Other values are reserved for specification in future revisions of the P1003 standard, and should not be used by any tar program.

The magic field indicates that this archive was output in the P1003 archive format. If this field contains TMAGIC, the uname and gname fields will contain the ASCII representation of the owner and group of the file respectively. If found, the user and group ID represented by these names will be used rather than the values within the uid and gid fields.

GNU Extensions to the Archive Format

The following information may be obsolete or inaccurate. Please take it with a grain of salt (or even two :-) for the time being.

The GNU format uses additional file types to describe new types of files in an archive. These are listed below.
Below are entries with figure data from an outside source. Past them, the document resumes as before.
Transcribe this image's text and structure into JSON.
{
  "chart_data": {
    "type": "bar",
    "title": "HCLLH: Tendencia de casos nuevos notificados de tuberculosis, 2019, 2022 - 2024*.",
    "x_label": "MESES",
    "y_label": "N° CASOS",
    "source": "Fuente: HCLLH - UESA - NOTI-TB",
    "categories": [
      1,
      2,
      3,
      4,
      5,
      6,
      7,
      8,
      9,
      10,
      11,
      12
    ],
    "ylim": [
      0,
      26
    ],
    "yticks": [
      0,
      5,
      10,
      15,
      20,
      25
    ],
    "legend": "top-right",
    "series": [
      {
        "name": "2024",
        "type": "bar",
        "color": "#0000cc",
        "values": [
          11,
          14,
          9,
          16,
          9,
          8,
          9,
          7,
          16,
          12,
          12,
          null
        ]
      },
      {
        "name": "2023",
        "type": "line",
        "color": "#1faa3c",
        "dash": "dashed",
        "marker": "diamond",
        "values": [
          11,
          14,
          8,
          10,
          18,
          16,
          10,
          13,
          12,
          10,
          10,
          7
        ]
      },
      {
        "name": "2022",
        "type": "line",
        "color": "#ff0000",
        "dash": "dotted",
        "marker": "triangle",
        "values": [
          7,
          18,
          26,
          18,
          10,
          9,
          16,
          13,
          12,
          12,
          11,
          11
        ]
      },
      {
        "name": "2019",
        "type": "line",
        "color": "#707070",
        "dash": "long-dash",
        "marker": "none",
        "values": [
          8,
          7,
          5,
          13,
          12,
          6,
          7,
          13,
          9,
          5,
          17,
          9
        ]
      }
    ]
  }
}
This represents a directory and a list of files created by the -G option. The size field gives the total size of the associated list of files. Each filename is preceded by either a Y (the file should be in this archive) or an N. (The file is a directory, or is not stored in the archive.) Each filename is terminated by a null. There is an additional null after the last filename.


This represents a file continued from another volume of a multi-volume archive created with the -M option. The original type of the file is not given here. The size field gives the maximum size of this piece of the file (assuming the volume does not end before the file is written out). The offset field gives the offset from the beginning of the file where this part of the file begins. Thus size plus offset should equal the original size of the file.
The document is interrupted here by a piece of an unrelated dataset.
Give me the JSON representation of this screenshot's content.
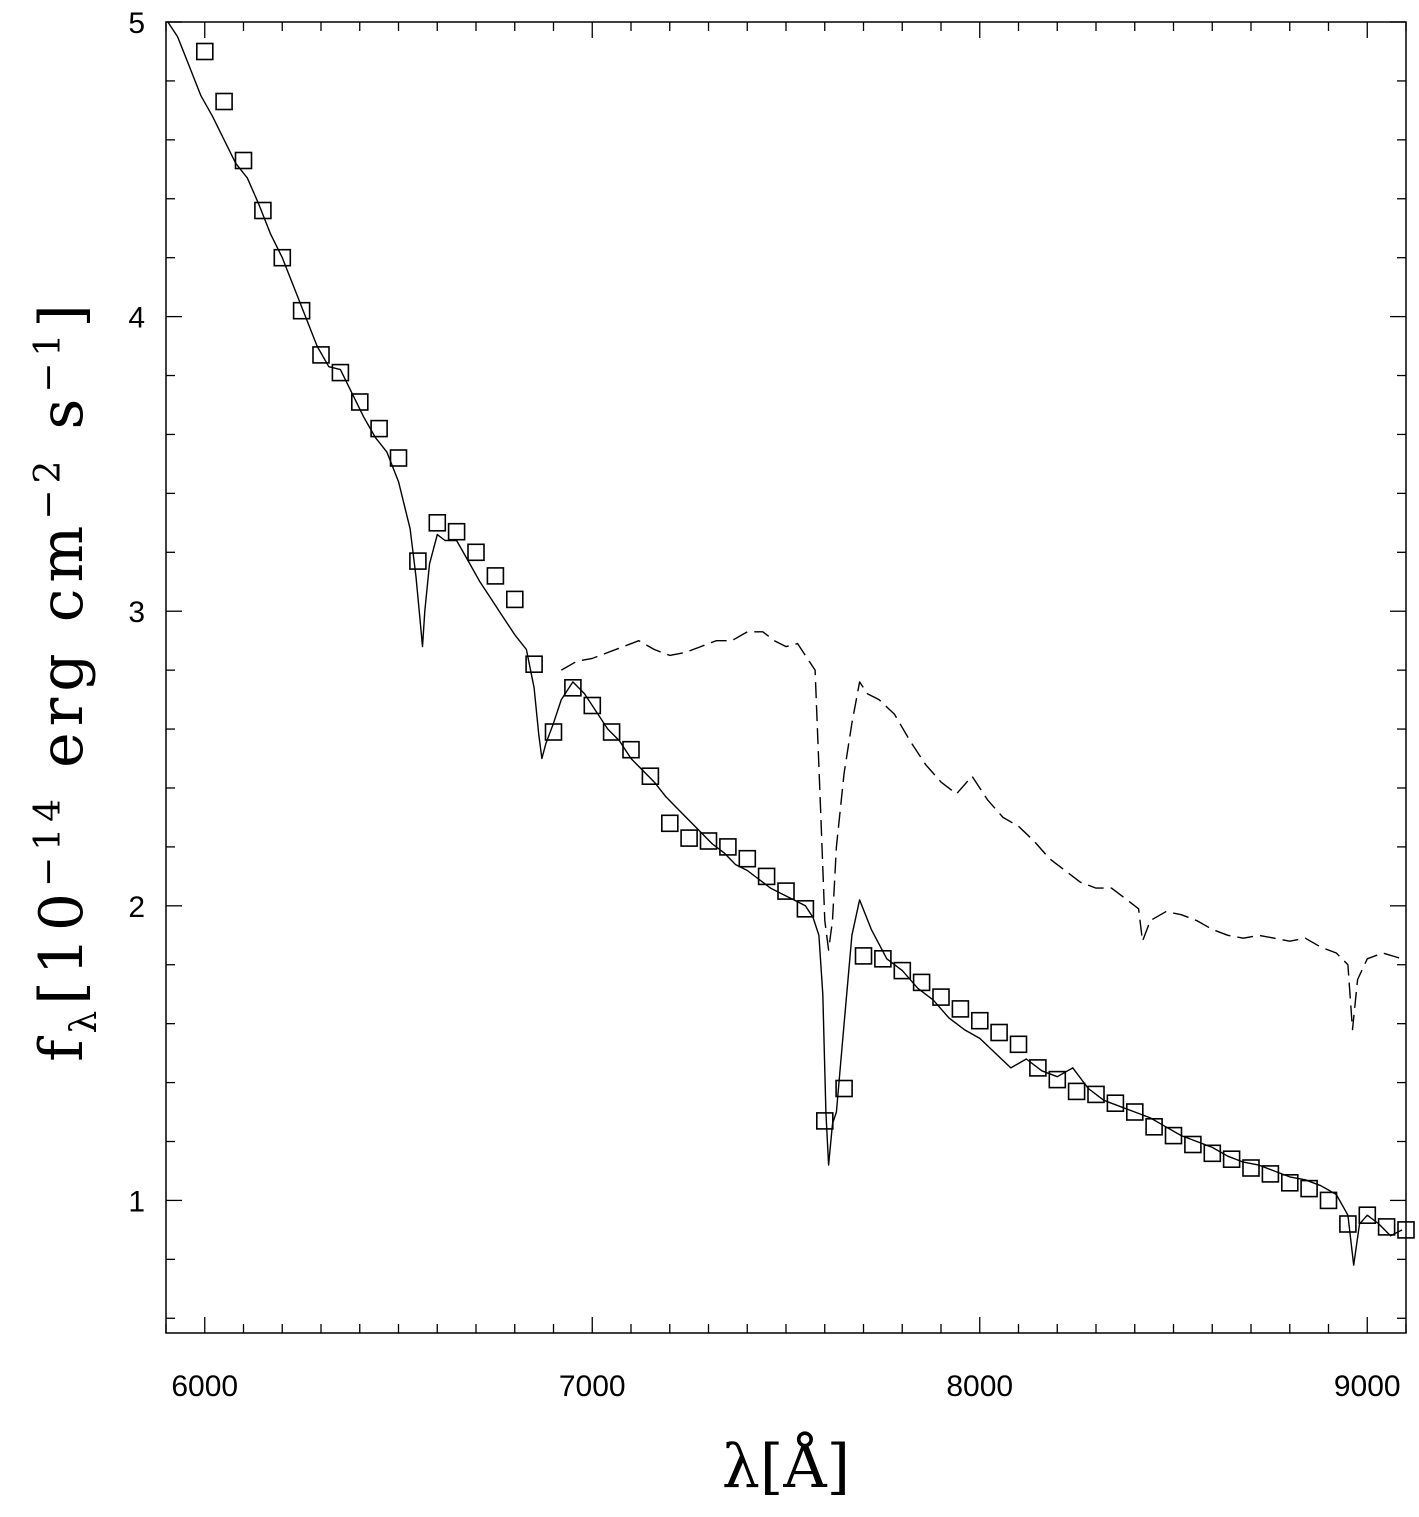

This flag indicates that we are dealing with a sparse file. Note that archiving a sparse file requires special operations to find holes in the file, which mark the positions of these holes, along with the number of bytes of data to be found after the hole.


This file type is used to mark the volume header that was given with the -V option when the archive was created. The name field contains the name given after the -V option. The size field is zero. Only the first file in each volume of an archive should have this type.

You may have trouble reading a GNU format archive on a non-GNU system if the options -G, -M, -S, or -V were used when writing the archive. In general, if tar does not use the GNU-added fields of the header, other versions of tar should be able to read the archive. Otherwise, the tar program will give an error, the most likely one being a checksum error.

Portability of tar files

The following information may be obsolete or inaccurate. Please take it with a grain of salt (or even two :-) for the time being.

GNU tar implements an early draft of the POSIX 1003.1 ustar standard which is different from the final standard. Adding support for the new changes in a backward-compatible fashion is not trivial.

SunOS and HP-UX tar fail to accept archives created using GNU tar and containing non-ASCII file names, because they use signed checksums, while GNU tar uses unsigned checksums while creating archives, as per POSIX standards. On reading, GNU tar computes both checksums and accept any. It is somewhat worrying that a lot of people may go around doing backup of their files using faulty (or at least non-standard) software, not learning about it until it's time to restore their missing files with an incompatible file extractor, or vice versa.

GNU tar is supposed to computed both checksums, signed and unsigned, and accept any. However, 1.11.2 has a bug by which signed checksums are incorrectly initialized, so they do not work. This is corrected in the subsequent GNU tar versions. However, GNU tar has not been modified to produce incorrect archives to be read by buggy tar's.

I've been told that when Sun first imported tar on their system, they recompiled it without realizing that the checksums were computed differently, because of a change in the default signing of char's in their compiler. So they started computing checksums wrongly, and stayed compatible with themselves afterwards. It now falls on the shoulders of SunOS and HP-UX users to get a tar able to read the good archives they receive.